Our research activities are focused on developing the yeast Saccharomyces cerevisiae into an efficient producer (cell factory) of various chemicals and fuels by using a metabolic engineering approach. We have a long standing history of research in connection to optimization of bioethanol production. In more recent years we have also included butanol has an alternative biofuel that has many advantages compared to ethanol. S. cerevisiae is not a natural producer of butanol but by identification and insertion of suitable genes followed by protein engineering and careful selection of process conditions a novel efficient butanol forming organism/process will be developed. A similar approach has been used to transform S. cerevisiae into an ethylene producing organism. The aim of this project is to develop a sustainable process using renewable substrates for production of polyethylene that nowadays rely on finite fossil resources.
In order to be successful in our metabolic engineering projects we also focus on exploring the mechanisms for regulation/control of various metabolic pathways in the cell. Special attention has been directed towards the role of energy metabolism and the importance of adenine nucleotide levels but also redox metabolism is a field of interest.
The field of metabolic engineering in most cases relies on changing/adding the expression of proteins/genes in the host organism. To achieve proper expression and/or localization of the targetted protein it is necessary to understand the different layers of gene regulation involved. One project related to basic research into this area concerns the role(s) of, and regulatory mechanisms acting via the 3' untranslated region, using yeast as a model organism.
Optimization of industrial ethanol production by development of process conditions to eliminate bacterial infections.
Contamination of lactic acid bacteria is a major problem in almost all industrial large-scale fermentations using yeast as a production organism. No matter whether it concerns fuel ethanol, potable alcohols, beer, wine, baker's yeast production or whether it is based on starch- or lignocellulose containing raw material it is inevitably a problem that somehow has to be dealt with. Even if many large-scale producers have managed to control and prevent bacterial infections to proceed out of hand it is still a leading cause of ethanol yield reductions and/or deterioration of product quality. In addition, more severe effects of lactic acid bacteria, such as slow down or premature arrest of the process even when the supply of sugar is plentiful, is frequently occurring. The aim of the project is to develop process/stress conditions such that multiplication of lactic acid bacteria is prohibited with a minimal effect on yeast activity.
Optimization of ethylene production by metabolic engineering of the yeast Saccharomyces cerevisiae.

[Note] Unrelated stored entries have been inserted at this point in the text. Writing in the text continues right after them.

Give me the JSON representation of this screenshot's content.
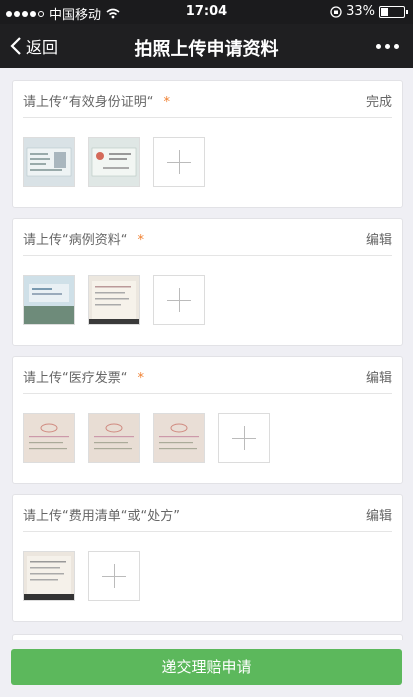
{
  "status": {
    "carrier": "中国移动",
    "time": "17:04",
    "battery": "33%",
    "battery_level": 0.33,
    "icons": [
      "signal-dots",
      "wifi-icon",
      "orientation-lock-icon",
      "battery-icon"
    ]
  },
  "nav": {
    "back_label": "返回",
    "title": "拍照上传申请资料",
    "more_icon": "more-dots-icon"
  },
  "sections": [
    {
      "title": "请上传“有效身份证明“",
      "required_mark": "*",
      "action": "完成",
      "photos": 2
    },
    {
      "title": "请上传“病例资料“",
      "required_mark": "*",
      "action": "编辑",
      "photos": 2
    },
    {
      "title": "请上传“医疗发票“",
      "required_mark": "*",
      "action": "编辑",
      "photos": 3
    },
    {
      "title": "请上传“费用清单“或“处方”",
      "required_mark": "",
      "action": "编辑",
      "photos": 1
    }
  ],
  "submit_label": "递交理赔申请",
  "colors": {
    "submit": "#5cb85c",
    "required": "#f08030",
    "navbar": "#1f1f21"
  }
}
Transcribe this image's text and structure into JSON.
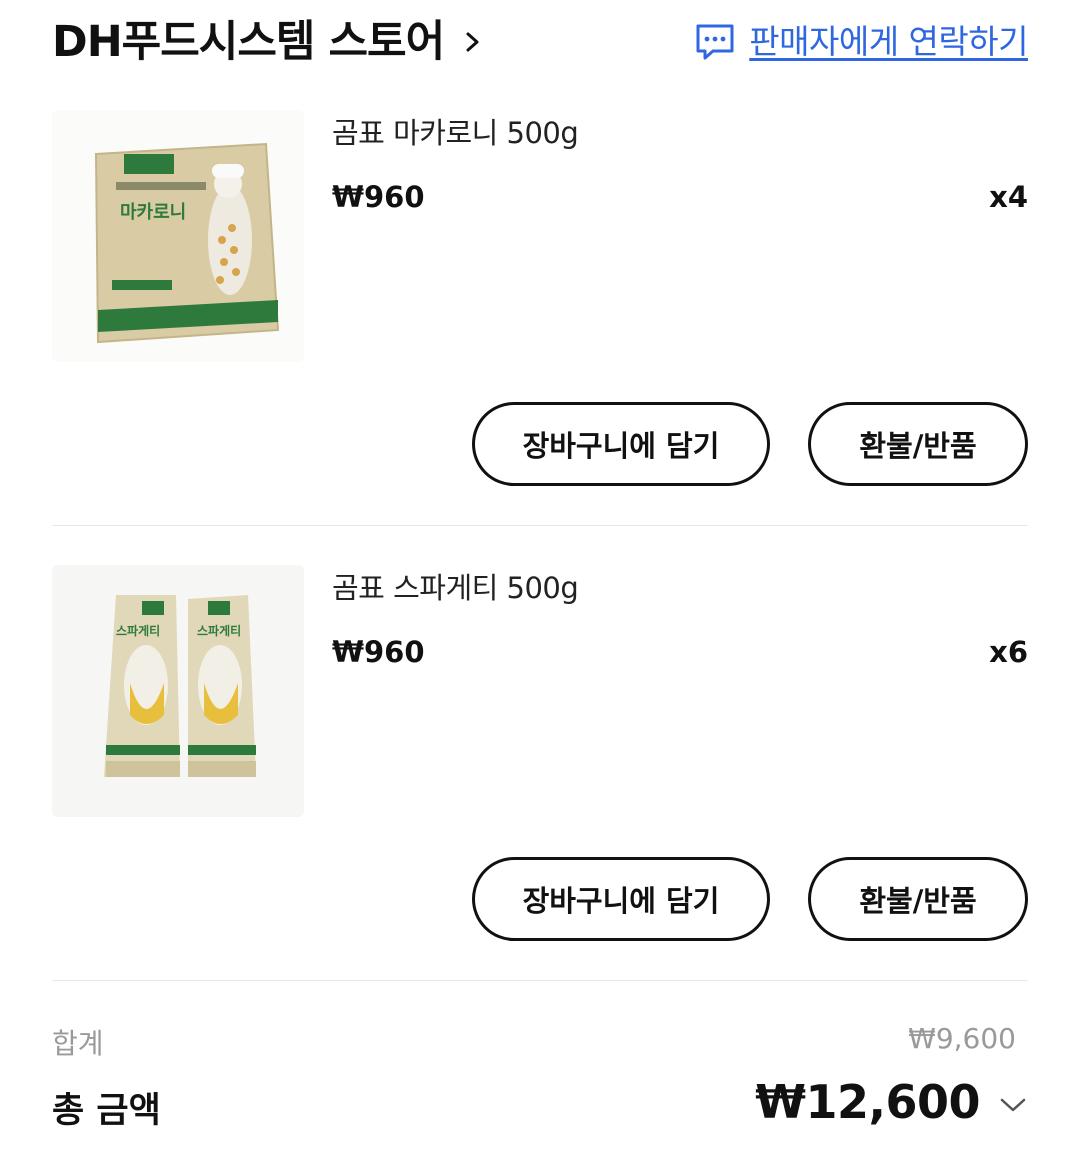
{
  "header": {
    "store_name": "DH푸드시스템 스토어",
    "contact_label": "판매자에게 연락하기",
    "chevron_icon": "chevron-right-icon",
    "contact_icon": "chat-bubble-icon",
    "link_color": "#2f67e0"
  },
  "items": [
    {
      "name": "곰표 마카로니 500g",
      "price": "₩960",
      "quantity": "x4",
      "cart_button": "장바구니에 담기",
      "refund_button": "환불/반품",
      "package_label": "마카로니"
    },
    {
      "name": "곰표 스파게티 500g",
      "price": "₩960",
      "quantity": "x6",
      "cart_button": "장바구니에 담기",
      "refund_button": "환불/반품",
      "package_label": "스파게티"
    }
  ],
  "summary": {
    "subtotal_label": "합계",
    "subtotal_value": "₩9,600",
    "total_label": "총 금액",
    "total_value": "₩12,600",
    "expand_icon": "chevron-down-icon"
  }
}
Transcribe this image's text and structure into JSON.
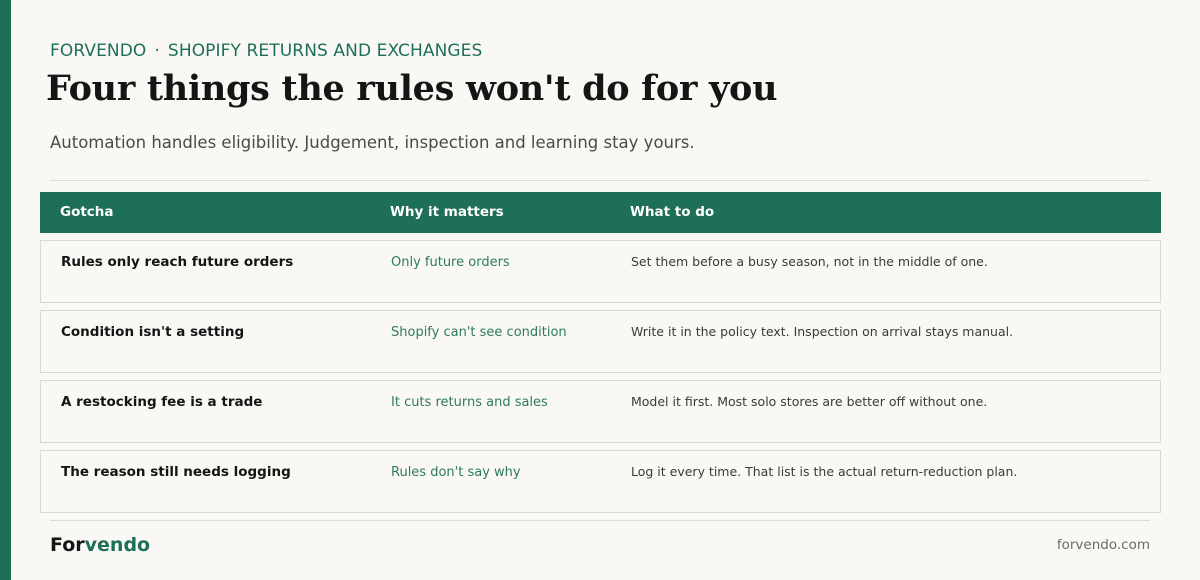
{
  "header": {
    "brand": "FORVENDO",
    "separator": "·",
    "section": "SHOPIFY RETURNS AND EXCHANGES",
    "title": "Four things the rules won't do for you",
    "subtitle": "Automation handles eligibility. Judgement, inspection and learning stay yours."
  },
  "table": {
    "columns": [
      "Gotcha",
      "Why it matters",
      "What to do"
    ],
    "rows": [
      {
        "gotcha": "Rules only reach future orders",
        "why": "Only future orders",
        "todo": "Set them before a busy season, not in the middle of one."
      },
      {
        "gotcha": "Condition isn't a setting",
        "why": "Shopify can't see condition",
        "todo": "Write it in the policy text. Inspection on arrival stays manual."
      },
      {
        "gotcha": "A restocking fee is a trade",
        "why": "It cuts returns and sales",
        "todo": "Model it first. Most solo stores are better off without one."
      },
      {
        "gotcha": "The reason still needs logging",
        "why": "Rules don't say why",
        "todo": "Log it every time. That list is the actual return-reduction plan."
      }
    ]
  },
  "footer": {
    "logo_part1": "For",
    "logo_part2": "vendo",
    "site": "forvendo.com"
  },
  "colors": {
    "accent": "#1e6f58",
    "background": "#f9f8f4"
  }
}
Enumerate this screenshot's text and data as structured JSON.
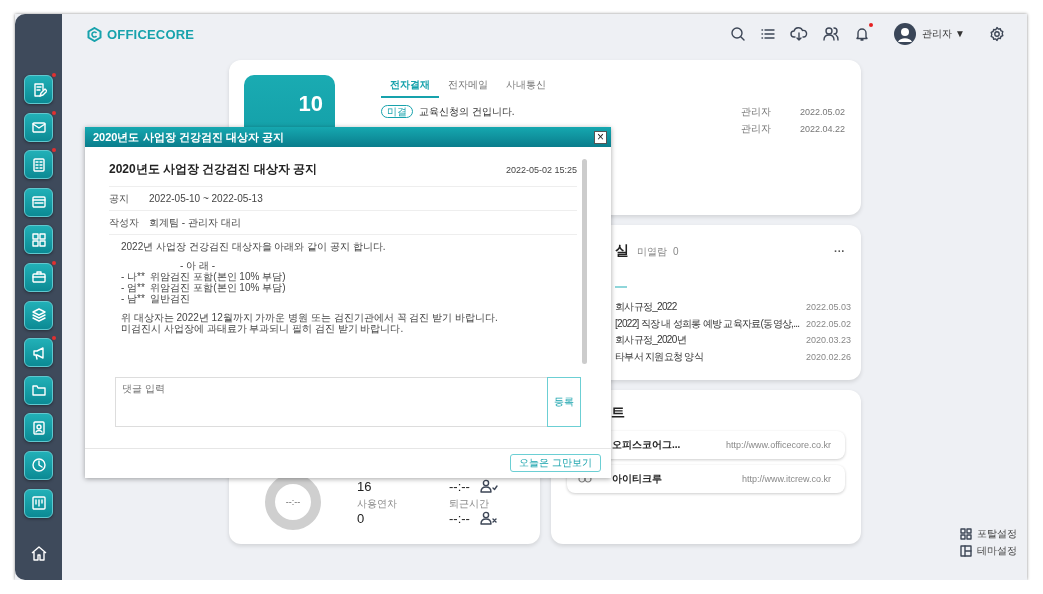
{
  "header": {
    "logo": "OFFICECORE",
    "user": "관리자 ▼",
    "notification": true
  },
  "sidebar": {
    "items": [
      {
        "badge": true
      },
      {
        "badge": true
      },
      {
        "badge": true
      },
      {
        "badge": false
      },
      {
        "badge": false
      },
      {
        "badge": true
      },
      {
        "badge": false
      },
      {
        "badge": true
      },
      {
        "badge": false
      },
      {
        "badge": false
      },
      {
        "badge": false
      },
      {
        "badge": false
      }
    ]
  },
  "approval": {
    "count": "10",
    "tabs": [
      {
        "label": "전자결재",
        "selected": true
      },
      {
        "label": "전자메일",
        "selected": false
      },
      {
        "label": "사내통신",
        "selected": false
      }
    ],
    "rows": [
      {
        "status": "미결",
        "title": "교육신청의 건입니다.",
        "author": "관리자",
        "date": "2022.05.02"
      },
      {
        "author": "관리자",
        "date": "2022.04.22"
      }
    ]
  },
  "archive": {
    "title": "실",
    "unread_label": "미열람",
    "unread_count": "0",
    "more": "···",
    "rows": [
      {
        "title": "회사규정_2022",
        "date": "2022.05.03"
      },
      {
        "title": "[2022] 직장 내 성희롱 예방 교육자료(동영상,...",
        "date": "2022.05.02"
      },
      {
        "title": "회사규정_2020년",
        "date": "2020.03.23"
      },
      {
        "title": "타부서 지원요청 양식",
        "date": "2020.02.26"
      }
    ]
  },
  "sites": {
    "title": "트",
    "links": [
      {
        "icon": false,
        "name": "오피스코어그...",
        "url": "http://www.officecore.co.kr"
      },
      {
        "icon": true,
        "name": "아이티크루",
        "url": "http://www.itcrew.co.kr"
      }
    ]
  },
  "attendance": {
    "chart_label": "--:--",
    "stats": [
      {
        "value": "16"
      },
      {
        "label": "사용연차",
        "value": "0"
      }
    ],
    "times": [
      {
        "value": "--:--",
        "kind": "check"
      },
      {
        "label": "퇴근시간",
        "value": "--:--",
        "kind": "cross"
      }
    ]
  },
  "settings": [
    {
      "label": "포탈설정"
    },
    {
      "label": "테마설정"
    }
  ],
  "modal": {
    "title": "2020년도 사업장 건강검진 대상자 공지",
    "close": "×",
    "heading": "2020년도 사업장 건강검진 대상자 공지",
    "date": "2022-05-02 15:25",
    "fields": [
      {
        "label": "공지",
        "value": "2022-05-10 ~ 2022-05-13"
      },
      {
        "label": "작성자",
        "value": "회계팀 - 관리자 대리"
      }
    ],
    "content": [
      {
        "kind": "line",
        "text": "2022년 사업장 건강검진 대상자을 아래와 같이 공지 합니다."
      },
      {
        "kind": "blank"
      },
      {
        "kind": "centered",
        "text": "- 아 래 -"
      },
      {
        "kind": "line",
        "text": "- 나**  위암검진 포함(본인 10% 부담)"
      },
      {
        "kind": "line",
        "text": "- 엄**  위암검진 포함(본인 10% 부담)"
      },
      {
        "kind": "line",
        "text": "- 남**  일반검진"
      },
      {
        "kind": "blank"
      },
      {
        "kind": "line",
        "text": "위 대상자는 2022년 12월까지 가까운 병원 또는 검진기관에서 꼭 검진 받기 바랍니다."
      },
      {
        "kind": "line",
        "text": "미검진시 사업장에 과태료가 부과되니 필히 검진 받기 바랍니다."
      }
    ],
    "comment": {
      "placeholder": "댓글 입력"
    },
    "submit": "등록",
    "dismiss": "오늘은 그만보기"
  }
}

Ethylene is one of the most used bulk chemicals in modern industry (e.g. in the plastics industry). However, since its production is based on the non-renewable supply of oil, it is desirable to find alternative production strategies. We have recently demonstrated that S. cerevisiae can be transformed into a producer of ethylene by the insertion of a bacterial ethylene forming enzyme (Pirkov et al, 2008). The main goal of this project is now to achieve higher yields of ethylene. This will be performed by e.g. metabolomic analysis coupled to predictive modelling followed by metabolic engineering of predicted target(s), by enzyme improvement and by optimization of growth parameters.
Biobutanol production by metabolic engineering of Saccharomyces cerevisiae.
There is a strong interest in developing "green" alternatives to gasoline due to rising prices and climate change. Ethanol has traditionally had a strong position in this respect, due to the well established and comparatively cheap procedures for its production by yeast fermentations. But higher alcohols (such as butanol) would actually be more suitable as fuel, due to, e.g. their higher energy density and less corrosive properties. Traditionally, butanol is produced either chemically or from Clostridial fermentations (yielding 1-butanol). However, 1-butanol is highly toxic to most microorganisms, which limits the yields. We have therefore started a project to engineer yeast for production of 2-butanol from a glucose-based media, a process which is predicted to be redox neutral. The major tasks are (1) to improve tolerance to 2-butanol, (2) to identify and subsequently express the two genes encoding protein activities required for formation of 2-butanol, and (3) to optimize growth conditions and metabolism (the latter to be achieved by metabolic engineering of pathways predicted to be relevant).